7.7
Inbrengen van de OPTIMIZER Smart IPG en sluiten van de
pocket
Breng de OPTIMIZER Smart IPG in de onderhuidse pocket in. Hoewel het theoretisch
mogelijk is de OPTIMIZER Smart IPG in welke positie dan ook te ondervragen en op te
laden, is de voorkeursplaatsing zodanig dat de letters naar de voorkant wijzen; bij die
plaatsing wordt de beste koppeling verkregen tussen de oplaadspoel in de kop en de
OPTIMIZER Mini Charger.
De aanbevolen maximale implantatiediepte voor de juiste ondervraging en oplading van
het apparaat is niet meer dan 2,5 cm. Rol overtollige geleider op en plaats deze opgerolde
gedeelten rond de IPG of in de pocket onder het apparaat. Zorg ervoor dat de geleiders
niet meer dan een lichte kromming vertonen waar ze tevoorschijn komen uit de
IPG-connectorklem en dat er geen tractie of spanning op wordt uitgeoefend. Zet de IPG
aan de fascia vast met een niet-resorbeerbare hechtdraad en sluit de pocket.
Na implantatie van het apparaat moeten er röntgenopnamen worden gemaakt om
pneumothorax uit te sluiten, zelfs als er geen symptomen zijn. Voorts moet de juiste
werking van het apparaat worden gecontroleerd door middel van ondervraging van het
apparaat, waarbij ook losraking van geleiders kan worden opgespoord. Daarna moeten
patiënten gedurende minimaal 24 uur voordat ze worden ontslagen, de gebruikelijke
postoperatieve zorg krijgen. Het gebruik van narcotica voor pijnverlichting moet tot het
minimum worden beperkt.
Opmerking: Als er ook een ICD bij de patiënt wordt geïmplanteerd, moeten tests van de
interactie met het gelijktijdig gebruikte apparaat worden uitgevoerd (zie bijlage III).
8.
EXPLANTATIE/VERVANGING VAN HET APPARAAT
Er is speciaal voorzichtigheid geboden bij het openen van de pocket van de IPG om te
voorkomen dat er beschadiging wordt toegebracht aan de geleiders die met de OPTIMIZER
Smart IPG zijn geïmplanteerd. Nadat de IPG uit de pocket is getrokken, kunnen de stelschroeven
met een steriele Allen-momentsleutel 2 worden losgezet. Terwijl u de IPG met één hand
vasthoudt, grijpt u elke siliconen geleiderconnector tussen de duim en de wijsvinger vast.

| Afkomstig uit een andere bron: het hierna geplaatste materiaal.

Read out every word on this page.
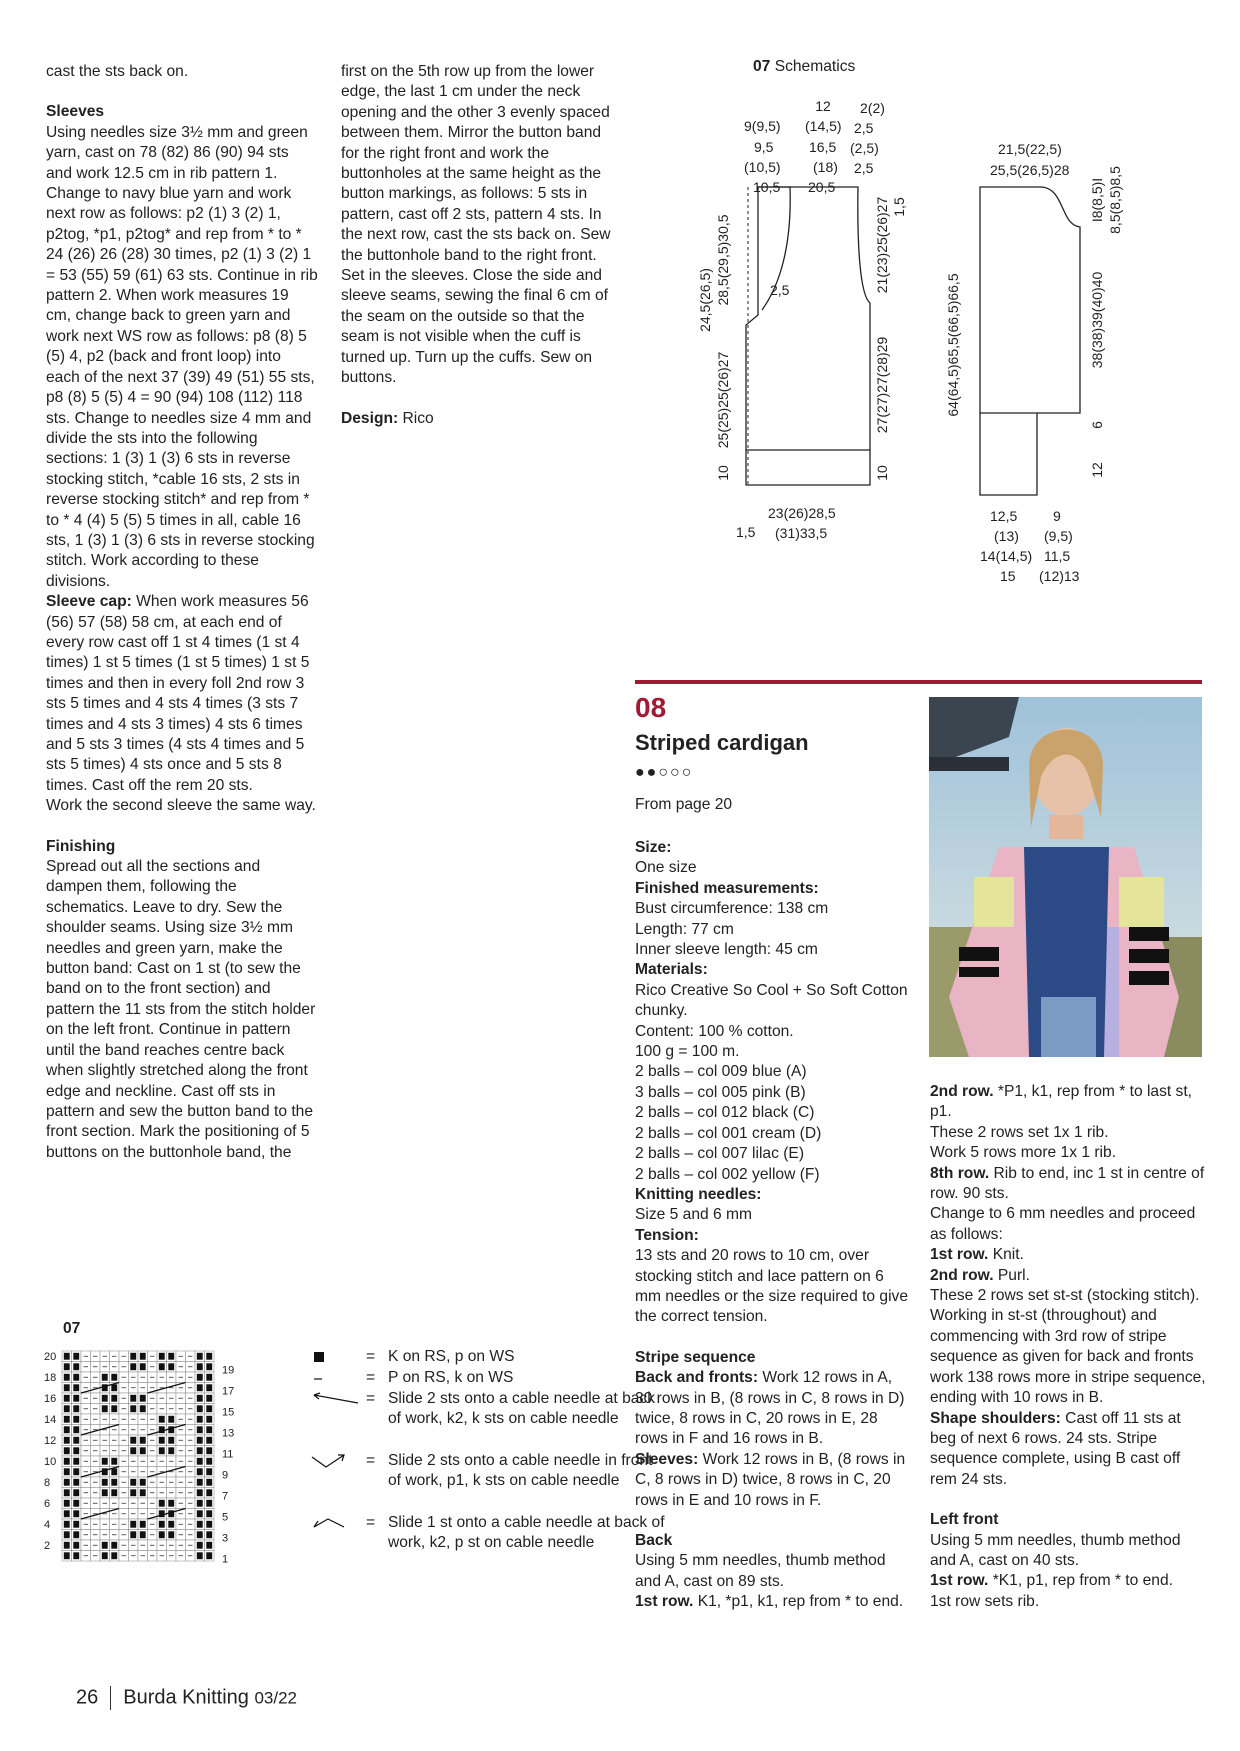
cast the sts back on.

Sleeves

Using needles size 3½ mm and green yarn, cast on 78 (82) 86 (90) 94 sts and work 12.5 cm in rib pattern 1. Change to navy blue yarn and work next row as follows: p2 (1) 3 (2) 1, p2tog, *p1, p2tog* and rep from * to * 24 (26) 26 (28) 30 times, p2 (1) 3 (2) 1 = 53 (55) 59 (61) 63 sts. Continue in rib pattern 2. When work measures 19 cm, change back to green yarn and work next WS row as follows: p8 (8) 5 (5) 4, p2 (back and front loop) into each of the next 37 (39) 49 (51) 55 sts, p8 (8) 5 (5) 4 = 90 (94) 108 (112) 118 sts. Change to needles size 4 mm and divide the sts into the following sections: 1 (3) 1 (3) 6 sts in reverse stocking stitch, *cable 16 sts, 2 sts in reverse stocking stitch* and rep from * to * 4 (4) 5 (5) 5 times in all, cable 16 sts, 1 (3) 1 (3) 6 sts in reverse stocking stitch. Work according to these divisions.

Sleeve cap: When work measures 56 (56) 57 (58) 58 cm, at each end of every row cast off 1 st 4 times (1 st 4 times) 1 st 5 times (1 st 5 times) 1 st 5 times and then in every foll 2nd row 3 sts 5 times and 4 sts 4 times (3 sts 7 times and 4 sts 3 times) 4 sts 6 times and 5 sts 3 times (4 sts 4 times and 5 sts 5 times) 4 sts once and 5 sts 8 times. Cast off the rem 20 sts.

Work the second sleeve the same way.

Finishing

Spread out all the sections and dampen them, following the schematics. Leave to dry. Sew the shoulder seams. Using size 3½ mm needles and green yarn, make the button band: Cast on 1 st (to sew the band on to the front section) and pattern the 11 sts from the stitch holder on the left front. Continue in pattern until the band reaches centre back when slightly stretched along the front edge and neckline. Cast off sts in pattern and sew the button band to the front section. Mark the positioning of 5 buttons on the buttonhole band, the

first on the 5th row up from the lower edge, the last 1 cm under the neck opening and the other 3 evenly spaced between them. Mirror the button band for the right front and work the buttonholes at the same height as the button markings, as follows: 5 sts in pattern, cast off 2 sts, pattern 4 sts. In the next row, cast the sts back on. Sew the buttonhole band to the right front. Set in the sleeves. Close the side and sleeve seams, sewing the final 6 cm of the seam on the outside so that the seam is not visible when the cuff is turned up. Turn up the cuffs. Sew on buttons.

Design: Rico

07 Schematics
12 2(2)
9(9,5) (14,5) 2,5
9,5	16,5 (2,5)
(10,5) (18) 2,5
10,5 20,5
2,5
24,5(26,5) 28,5(29,5)30,5
25(25)25(26)27
10
21(23)25(26)27 1,5
27(27)27(28)29
10
1,5
23(26)28,5
(31)33,5
21,5(22,5)
25,5(26,5)28
I8(8,5)I 8,5(8,5)8,5
64(64,5)65,5(66,5)66,5	38(38)39(40)40
6
12
12,5	9
(13) (9,5)
14(14,5) 11,5
15 (12)13
08
Striped cardigan
●●○○○
From page 20
07
20
18
16
14
12
10
8
6
4
2
19
17
15
13
11
9
7
5
3
1
= K on RS, p on WS
= P on RS, k on WS
= Slide 2 sts onto a cable needle at back of work, k2, k sts on cable needle
= Slide 2 sts onto a cable needle in front of work, p1, k sts on cable needle
= Slide 1 st onto a cable needle at back of work, k2, p st on cable needle

Size:

One size

Finished measurements:

Bust circumference: 138 cm

Length: 77 cm

Inner sleeve length: 45 cm

Materials:

Rico Creative So Cool + So Soft Cotton chunky.

Content: 100 % cotton.

100 g = 100 m.

2 balls – col 009 blue (A)

3 balls – col 005 pink (B)

2 balls – col 012 black (C)

2 balls – col 001 cream (D)

2 balls – col 007 lilac (E)

2 balls – col 002 yellow (F)

Knitting needles:

Size 5 and 6 mm

Tension:

13 sts and 20 rows to 10 cm, over stocking stitch and lace pattern on 6 mm needles or the size required to give the correct tension.

Stripe sequence

Back and fronts: Work 12 rows in A, 30 rows in B, (8 rows in C, 8 rows in D) twice, 8 rows in C, 20 rows in E, 28 rows in F and 16 rows in B.

Sleeves: Work 12 rows in B, (8 rows in C, 8 rows in D) twice, 8 rows in C, 20 rows in E and 10 rows in F.

Back

Using 5 mm needles, thumb method and A, cast on 89 sts.

1st row. K1, *p1, k1, rep from * to end.

2nd row. *P1, k1, rep from * to last st, p1.

These 2 rows set 1x 1 rib.

Work 5 rows more 1x 1 rib.

8th row. Rib to end, inc 1 st in centre of row. 90 sts.

Change to 6 mm needles and proceed as follows:

1st row. Knit.

2nd row. Purl.

These 2 rows set st-st (stocking stitch).

Working in st-st (throughout) and commencing with 3rd row of stripe sequence as given for back and fronts work 138 rows more in stripe sequence, ending with 10 rows in B.

Shape shoulders: Cast off 11 sts at beg of next 6 rows. 24 sts. Stripe sequence complete, using B cast off rem 24 sts.

Left front

Using 5 mm needles, thumb method and A, cast on 40 sts.

1st row. *K1, p1, rep from * to end.

1st row sets rib.

26 Burda Knitting 03/22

Trek de geleiderconnectors los van de klem door behoedzaam constante tractie uit te oefenen.
Ook kan de tractie worden vergemakkelijkt door de pluggen met een steriel doekje vast te
grijpen. Oefen nooit tractie op de behuizing van de geleiders zelf uit, omdat de geleiders
daardoor kunnen worden beschadigd en de geleiders defect kunnen raken.
NB:
• Bij het vastzetten of losdraaien van een stelschroef moet de tip van de momentsleutel
altijd volledig en op één lijn met de stelschroef worden ingebracht. Breng de momentsleutel
niet met een hoek in de stelschroef in.
• Voordat de IS-1-BI-geleiderconnectors worden ingebracht, moet met het oog worden
gecontroleerd dat geen van de stelschroeven in een van de kopruimten van de IPG
uitsteekt. Draai een eventuele stelschroef die voorbij de wand in de kopruimte uitsteekt
terug door deze met de Allen-momentsleutel linksom terug te draaien. Draai de
stelschroef net genoeg dat de tip van de stelschroef zich niet meer in de kopruimte
bevindt. Draai de stelschroef niet volledig uit het klemmenblok terug.